Cor do luar dos sonhos venturosos,

Servem de exemplo a dor escruciante

Que te apunhala e fere a cada instante,

A punhaladas ríspidas, austeras!

Viste partir a tua irmã, se, viste,

Como num céu enevoado e triste

O bando azul das fúlgidas quimeras...

 

Chuva de ouro

A Rainha desceu do Capitólio

Agora mesmo — vede-lhe o regaço...

Como tem flores, como traz o braço

Farto de joias, como pisa o sólio

Triunfantemente, numa unção, num óleo

Mais santo e doce que essa luz do espaço...

E como desce com bravura de aço...

Pois se a Rainha, como um rico espólio,

O seu brioso coração foi dando

Aos pobrezinhos, que inda estão gozando

Bênçãos mais puras qu'os clarões diurnos,

Por certo que há de vir descendo a escada

Do Capitólio da virtude — olhada

Pelos Albergues infantis, noturnos!

 

Primeira a fora

Escute, excelentíssima: — Que aragens

Traz do árvoredo a fresca romaria;

Como este sol é rubro de alegria,

Que tons de luz nas límpidas paisagens.

Pois beba este ar e goze estas viagens

Das brancas aves, sinta esta harmonia

Da natureza e deste alegre dia

Que resplandece e ri-se nas ervagens.

Deixe lá fora estrangular-se o mundo...

Encare o céu e veja este fecundo

Chão que produz e que germina as flores.

Vamos, senhora, o braço à primavera,

E numa doce música sincera,

Cante a balada eterna dos amores...

25 de março

(Recife, 1885)

EM PERNAMBUCO PARA O CEARÁ

A província do Ceará sendo o berço de Alencar e Francisco Nascimento — o dragão do mar — é consequentemente a mãe da literatura e a mãe da humanidade.
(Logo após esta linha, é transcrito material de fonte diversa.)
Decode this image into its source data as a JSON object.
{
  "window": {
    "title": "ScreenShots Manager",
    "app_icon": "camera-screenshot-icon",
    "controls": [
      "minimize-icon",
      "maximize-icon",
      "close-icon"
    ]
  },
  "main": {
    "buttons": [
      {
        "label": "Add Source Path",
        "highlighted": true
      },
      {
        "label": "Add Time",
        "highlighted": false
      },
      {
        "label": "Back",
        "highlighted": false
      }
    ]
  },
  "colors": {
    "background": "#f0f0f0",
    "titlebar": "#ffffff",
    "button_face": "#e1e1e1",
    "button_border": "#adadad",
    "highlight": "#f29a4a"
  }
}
Bem como uma cabeça inteiramente nua

De sonhos e pensar, de arroubos e de luzes,

O sol de surpreso esconde-se, recua,

Na órbita traçada — de fogo dos obuses.

Da enérgica batalha estoica do Direito

Desaba a escravatura — a lei cujos fossos

Se ergue a consciência — e a onda em mil destroços

Resvala e tomba e cai o branco preconceito.

E o Novo Continente, ao largo e grande esforço

De gerações de heróis — presentes pelo dorso

À rubra luz da glória — enquanto voa e zumbe.

O inseto do terror, a treva que amortalha,

As lágrimas do Rei e os bravos da canalha,

O velho escravagismo estéril que sucumbe.

 

Ninho abandono

À distinta família Simas, pela morte de seu chefe, o Ilmo. Sr. João da Silva Simas.

O vosso lar harmônico e tranquilo

Era um ninho de luz e de esperanças

Que como abelhas iriadas, mansas,

Nos vossos corações tinham asilo.

Havia lá por dentro tanta crença

E tanto amor puríssimo, cantando,

Que parecia um largo sol faiscando

Por majestosa catedral imensa.

Agora o ninho está desamparado!

Sumiu-se dele o pássaro adorado,

O mais ideal dos pássaros do ninho.

Não se ouve mais a música sonora

Da sua voz — dentro do ninho, agora,

Paira a saudade como um bom carinho.

 

Crença

Filha do céu, a pura crença é isto

Que eu vejo em ti, na vastidão das cousas,

Nessa mudez castíssima das lousas,

No belo rosto sonhador do Cristo.

A crença é tudo quanto tenho visto

Nos olhos teus, quando a cabeça pousas

Sobre o meu colo e que dizer não ousas

Todo esse amor que eu venço e que conquisto.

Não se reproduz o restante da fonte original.